Wits Theatre’s annual So Solo Festival is fast becoming a barometer of the predominant undercurrents within SA society — and theatre.
Established by Wits Theatre director Gita Pather in 2013, the festival celebrates the one-person play and the chosen productions this year are among the best in its four-year history.
Identity is a strong theme, with 12 actors interrogating personal histories, values and aspirations against the turbulence of a society in flux.
Nhlanhla Mkhwanazi and Penelope Youngleson’s award-winning combination of oral tradition, song, instrumentation and physical theatre in A Man and a Dog will have its first Gauteng showing at the festival.
Also on the programme is Linda Tshabalala’s Books and Boxes, as is James Cairns’ solo improvised show James Cairns Against Humanity.

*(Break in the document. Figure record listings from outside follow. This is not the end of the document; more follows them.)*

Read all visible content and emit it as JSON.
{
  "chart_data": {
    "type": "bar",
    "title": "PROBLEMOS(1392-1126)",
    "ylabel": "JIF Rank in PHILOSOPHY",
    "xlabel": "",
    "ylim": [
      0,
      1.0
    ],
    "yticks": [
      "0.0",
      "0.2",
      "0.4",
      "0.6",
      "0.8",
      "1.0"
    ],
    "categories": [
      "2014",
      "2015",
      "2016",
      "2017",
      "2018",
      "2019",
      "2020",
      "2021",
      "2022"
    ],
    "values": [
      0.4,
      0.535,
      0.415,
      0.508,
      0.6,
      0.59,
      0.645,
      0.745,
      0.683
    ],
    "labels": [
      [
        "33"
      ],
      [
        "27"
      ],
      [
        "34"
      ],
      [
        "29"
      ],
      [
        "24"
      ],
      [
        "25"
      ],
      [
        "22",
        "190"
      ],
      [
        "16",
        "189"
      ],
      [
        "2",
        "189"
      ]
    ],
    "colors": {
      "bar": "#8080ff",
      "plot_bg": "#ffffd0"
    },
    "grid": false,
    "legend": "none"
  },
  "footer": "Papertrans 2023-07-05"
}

The production of Agony, conceived by the late Greg Melvill-Smith and Douglas Thistlewhite, will be performed by Wits alumnus Craig Morris. Look out too for Mark Tatham’s new work Man Up.
The So Solo 2017 commissioned play is Tracks, Maude Sandham’s poignant and deeply personal exploration of her family’s history through her grandfather Alan Sandham’s story.

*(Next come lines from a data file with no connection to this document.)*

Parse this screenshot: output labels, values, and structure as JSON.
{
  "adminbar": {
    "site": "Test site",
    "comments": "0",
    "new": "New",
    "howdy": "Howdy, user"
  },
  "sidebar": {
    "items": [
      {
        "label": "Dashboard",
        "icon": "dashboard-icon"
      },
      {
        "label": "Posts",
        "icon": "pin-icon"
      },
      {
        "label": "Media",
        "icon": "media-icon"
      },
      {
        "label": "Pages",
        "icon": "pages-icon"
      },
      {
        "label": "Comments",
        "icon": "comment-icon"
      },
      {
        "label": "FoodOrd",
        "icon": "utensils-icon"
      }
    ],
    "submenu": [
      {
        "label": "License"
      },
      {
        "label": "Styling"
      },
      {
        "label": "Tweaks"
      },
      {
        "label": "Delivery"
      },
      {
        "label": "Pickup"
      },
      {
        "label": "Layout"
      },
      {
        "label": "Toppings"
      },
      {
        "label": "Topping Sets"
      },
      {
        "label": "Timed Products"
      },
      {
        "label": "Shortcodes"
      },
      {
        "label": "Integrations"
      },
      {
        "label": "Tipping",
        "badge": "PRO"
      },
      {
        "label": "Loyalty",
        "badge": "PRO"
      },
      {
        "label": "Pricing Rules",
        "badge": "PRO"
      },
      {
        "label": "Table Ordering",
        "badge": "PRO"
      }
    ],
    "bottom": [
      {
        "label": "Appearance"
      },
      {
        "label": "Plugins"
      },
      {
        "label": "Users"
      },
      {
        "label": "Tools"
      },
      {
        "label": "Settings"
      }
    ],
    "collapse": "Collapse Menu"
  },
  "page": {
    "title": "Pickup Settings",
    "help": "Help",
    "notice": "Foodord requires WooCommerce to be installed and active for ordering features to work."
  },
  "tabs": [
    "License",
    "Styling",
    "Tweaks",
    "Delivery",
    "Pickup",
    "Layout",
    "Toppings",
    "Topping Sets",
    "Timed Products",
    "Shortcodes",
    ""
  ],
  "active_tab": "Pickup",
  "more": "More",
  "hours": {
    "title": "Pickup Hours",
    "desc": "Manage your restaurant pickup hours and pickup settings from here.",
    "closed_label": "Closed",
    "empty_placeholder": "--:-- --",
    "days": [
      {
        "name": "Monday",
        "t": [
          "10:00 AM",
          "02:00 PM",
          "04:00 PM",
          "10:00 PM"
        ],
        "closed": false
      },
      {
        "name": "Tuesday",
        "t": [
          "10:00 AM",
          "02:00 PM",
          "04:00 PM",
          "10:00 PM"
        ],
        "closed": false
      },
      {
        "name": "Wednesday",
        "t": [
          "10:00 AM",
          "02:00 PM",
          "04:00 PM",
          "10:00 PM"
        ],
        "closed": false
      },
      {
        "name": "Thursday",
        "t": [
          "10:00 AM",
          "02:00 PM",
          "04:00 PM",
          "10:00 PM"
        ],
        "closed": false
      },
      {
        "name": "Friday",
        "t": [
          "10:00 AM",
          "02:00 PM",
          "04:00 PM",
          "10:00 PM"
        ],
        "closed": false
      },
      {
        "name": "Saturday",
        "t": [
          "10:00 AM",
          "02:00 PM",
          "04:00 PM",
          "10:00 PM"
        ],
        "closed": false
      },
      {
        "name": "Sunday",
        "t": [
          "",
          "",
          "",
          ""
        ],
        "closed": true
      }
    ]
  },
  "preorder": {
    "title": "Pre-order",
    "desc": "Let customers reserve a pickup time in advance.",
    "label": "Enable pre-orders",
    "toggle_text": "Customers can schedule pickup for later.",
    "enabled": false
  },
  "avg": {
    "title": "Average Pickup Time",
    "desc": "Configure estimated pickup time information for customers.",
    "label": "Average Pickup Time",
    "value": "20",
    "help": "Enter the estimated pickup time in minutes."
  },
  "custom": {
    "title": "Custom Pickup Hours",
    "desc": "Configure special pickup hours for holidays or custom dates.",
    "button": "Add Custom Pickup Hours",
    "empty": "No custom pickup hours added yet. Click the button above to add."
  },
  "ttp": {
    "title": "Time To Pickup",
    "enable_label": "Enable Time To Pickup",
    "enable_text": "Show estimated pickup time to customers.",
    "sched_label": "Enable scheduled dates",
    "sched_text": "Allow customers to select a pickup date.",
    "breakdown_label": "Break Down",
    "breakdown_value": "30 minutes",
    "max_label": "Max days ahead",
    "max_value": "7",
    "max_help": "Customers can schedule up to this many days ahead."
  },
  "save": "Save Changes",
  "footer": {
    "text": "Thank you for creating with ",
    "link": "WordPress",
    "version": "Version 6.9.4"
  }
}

"I have always believed in the power of the word," says Pather. "That power is intensified in performance and never more so than in the solo performer, who for the duration of a performance grabs our attention, forces us to focus, think and reflect."
The So Solo 2017 Festival runs from September 27 to October 8 at Wits Theatre in Braamfontein.
Tickets are available through Web Tickets or directly from the Wits Theatre’s Box Office.